Tokens are alphanumeric sequences of characters, and correspond to the terminals of the grammar. Our test token streams will only include tokens that are terminals of the language.

Lexemes

Lexemes correspond to the actual characters matched by the token. Note that the lexeme may include a space character (most likely as part of a string).

Positions

Positions correspond to the line and column at which a lexeme was matched.
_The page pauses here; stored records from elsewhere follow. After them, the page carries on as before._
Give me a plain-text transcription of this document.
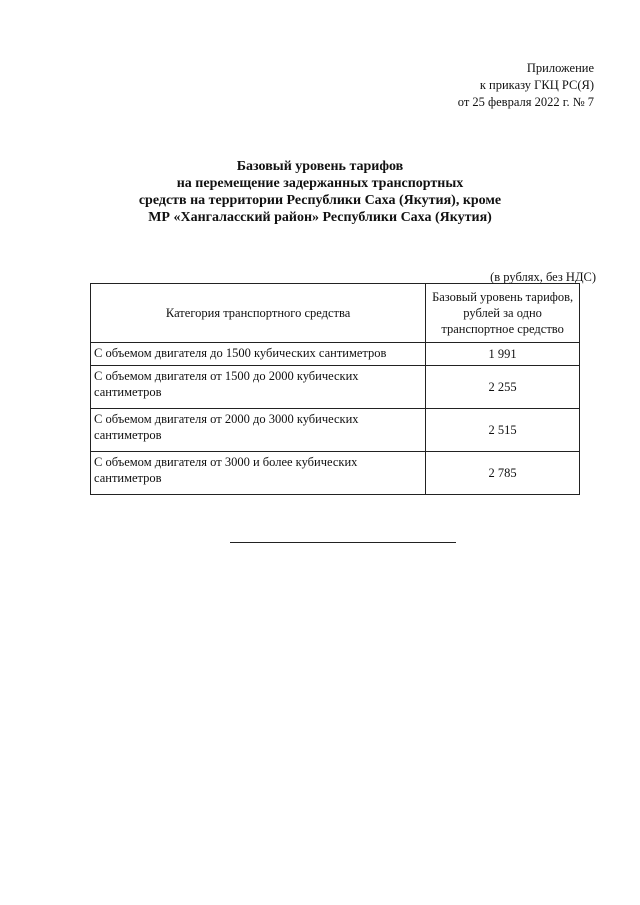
Приложение
к приказу ГКЦ РС(Я)
от 25 февраля 2022 г. № 7
Базовый уровень тарифов
на перемещение задержанных транспортных
средств на территории Республики Саха (Якутия), кроме
МР «Хангаласский район» Республики Саха (Якутия)
(в рублях, без НДС)
Категория транспортного средства	Базовый уровень тарифов, рублей за одно транспортное средство
С объемом двигателя до 1500 кубических сантиметров	1 991
С объемом двигателя от 1500 до 2000 кубических сантиметров	2 255
С объемом двигателя от 2000 до 3000 кубических сантиметров	2 515
С объемом двигателя от 3000 и более кубических сантиметров	2 785
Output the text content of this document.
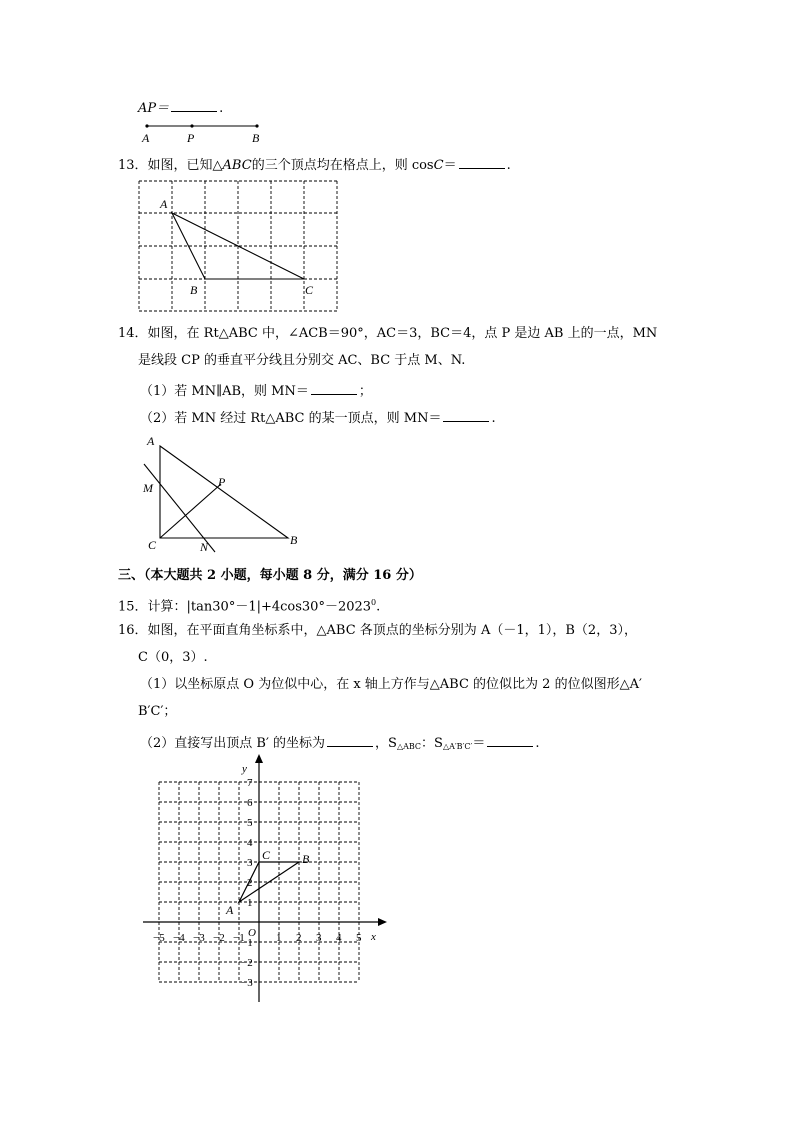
AP＝	.
A	P	B
13．如图，已知△ABC的三个顶点均在格点上，则 cosC＝	.
A
B	C
14．如图，在 Rt△ABC 中，∠ACB＝90°，AC＝3，BC＝4，点 P 是边 AB 上的一点，MN
是线段 CP 的垂直平分线且分别交 AC、BC 于点 M、N.
（1）若 MN∥AB，则 MN＝	；
（2）若 MN 经过 Rt△ABC 的某一顶点，则 MN＝	.
A
M	P
C	N	B
三、（本大题共 2 小题，每小题 8 分，满分 16 分）
15．计算：$|\tan 30^\circ-1|+4\cos 30^\circ-2023^0$.
16．如图，在平面直角坐标系中，△ABC 各顶点的坐标分别为 A（－1，1），B（2，3），
C（0，3）.
（1）以坐标原点 O 为位似中心，在 x 轴上方作与△ABC 的位似比为 2 的位似图形△A′
B′C′；
（2）直接写出顶点 B′ 的坐标为	，$S_{\triangle ABC}$：$S_{\triangle A'B'C'}=$	.
x
y
O
−5 −4 −3 −2 −1	1 2 3 4 5
7
6
5
4
3
2
1
−1
−2
−3
A
B
C
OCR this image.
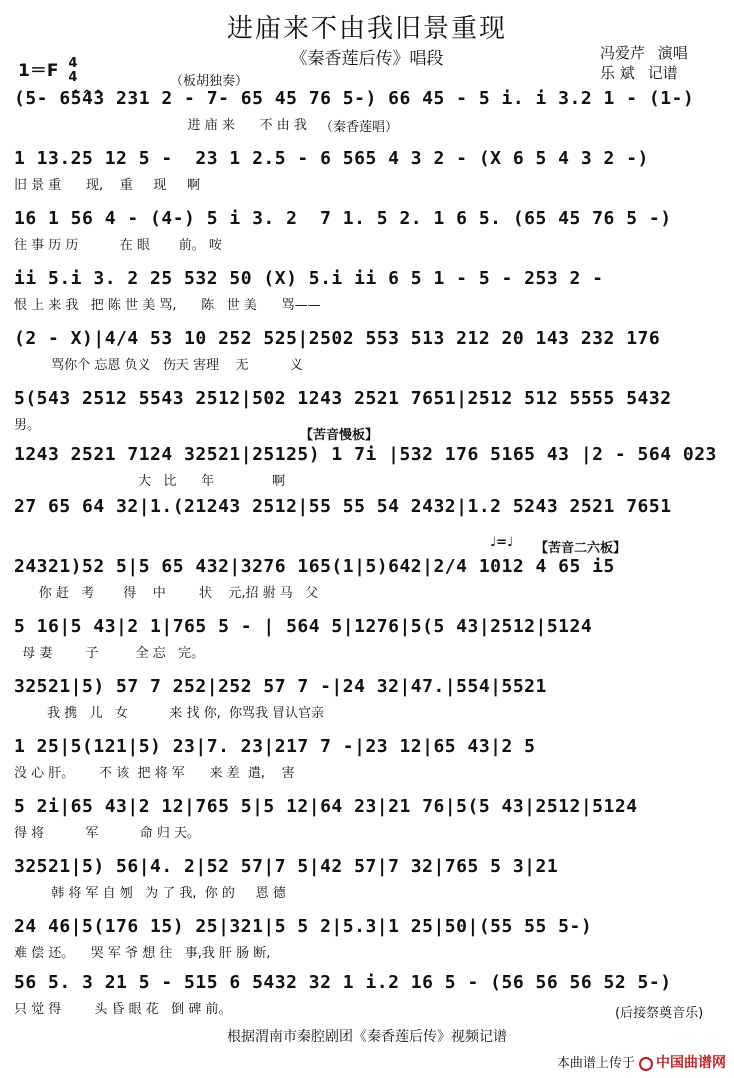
进庙来不由我旧景重现
《秦香莲后传》唱段
1＝F 4
4
冯爱芹 演唱
乐 斌 记谱
（板胡独奏）
（秦香莲唱）
【苦音慢板】
♩=♩ 【苦音二六板】
(5- 6̂5̂4̂3 231 2 - 7- 65 45 76 5-) 66 45 - 5 i. i 3.2 1 - (1-)
进 庙 来      不 由 我
1 13.25 12 5 -  23 1 2.5 - 6 565 4 3 2 - (X 6 5 4 3 2 -)
旧 景 重      现,    重     现     啊
16 1 56 4 - (4-) 5 i 3. 2  7 1. 5 2. 1 6 5. (65 45 76 5 -)
往 事 历 历          在 眼       前。 咹
ii 5.i 3. 2 25 532 50 (X) 5.i ii 6 5 1 - 5 - 253 2 -
恨 上 来 我   把 陈 世 美 骂,      陈   世 美      骂——
(2 - X)|4/4 53 10 252 525|2502 553 513 212 20 143 232 176
骂你个 忘恩 负义   伤天 害理    无          义
5(543 2512 5543 2512|502 1243 2521 7651|2512 512 5555 5432
男。
1243 2521 7124 32521|25125) 1 7i |532 176 5165 43 |2 - 564 023
大   比      年              啊
27 65 64 32|1.(21243 2512|55 55 54 2432|1.2 5243 2521 7651
24321)52 5|5 65 432|3276 165(1|5)642|2/4 1012 4 65 i5
你 赶   考       得    中        状    元,招 驸 马   父
5 16|5 43|2 1|765 5 - | 564 5|1276|5(5 43|2512|5124
母 妻        子         全 忘   完。
32521|5) 57 7 252|252 57 7 -|24 32|47.|554|5521
我 携   儿   女          来 找 你,  你骂我 冒认官亲
1 25|5(121|5) 23|7. 23|217 7 -|23 12|65 43|2 5
没 心 肝。      不 该  把 将 军      来 差  遣,    害
5 2i|65 43|2 12|765 5|5 12|64 23|21 76|5(5 43|2512|5124
得 将          军          命 归 天。
32521|5) 56|4. 2|52 57|7 5|42 57|7 32|765 5 3|21
韩 将 军 自 刎   为 了 我,  你 的     恩 德
24 46|5(176 15) 25|321|5 5 2|5.3|1 25|50|(55 55 5-)
难 偿 还。    哭 军 爷 想 往   事,我 肝 肠 断,
56 5. 3 21 5 - 515 6 5432 32 1 i.2 16 5 - (56 56 56 52 5-)
只 觉 得        头 昏 眼 花   倒 碑 前。	(后接祭奠音乐)
根据渭南市秦腔剧团《秦香莲后传》视频记谱
本曲谱上传于 中国曲谱网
Positions consist of a left bracket, followed by a line number, followed by a column number, followed by a right bracket.

Example

Assuming the above input spec in input.ag, and a test.tokens file containing the lines num:1 num:2 num:3

Given the above, the following behavior should be observed (where lines beginning with $ are commands entered by the user):
$ make build $ make run $ make test Sum is 6

Hints

While this dragon trial is not trivial, it does not need to be overcomplicated. In particular, when processing the input.ag file, you can simply move all of the code in the initialization section to the beginning of an output file, and then put the source code in each SDT action into it's own function, then put the actual selector table manipulation into a main function at the end of that output file. Thus, the output file for the example input.ag file above might look something like the following

//User-defined initialization code
#include <iostream>
#include <stack>
std::stack<int> semStack;
int pop(){
	int res = semStack.front();
	semStack.pop();
	return res;
}
//SDT Actions
void runAction(std::string actionNum){
switch(atoi(actionNum.c_str())){
	case 1:
		int t = pop(); std::cout << "Sum is " << t << "\n";
		return;
	case 2:
		int t2 = pop(); int t1 = pop(); semStack.push(t1 + t2);
		return;
	case 2:
		int t = atoi(look); semStack.push(t);
		return;
}

//Selector table definition (not shown)
//...
//LL1Parser class definition (not shown)
//...

//Selector table manipulation
int main(int argc , char * argv[]){
	LL1Parser p;

	std::ifstream tokenStream(argv[1]);
	while(Token t = /* read token*/) {
		StackSymbol s = p.syntaxStackTop();
		if (s.type == "action"){ runAction(s.number); }
		if (s.type == "nonterminal") { runNonterminal(p, s, t); }
		if (s.type == "terminal") { runTerminal(p, s, t); }
	}
}

This file can then be compiled as part of the make run command.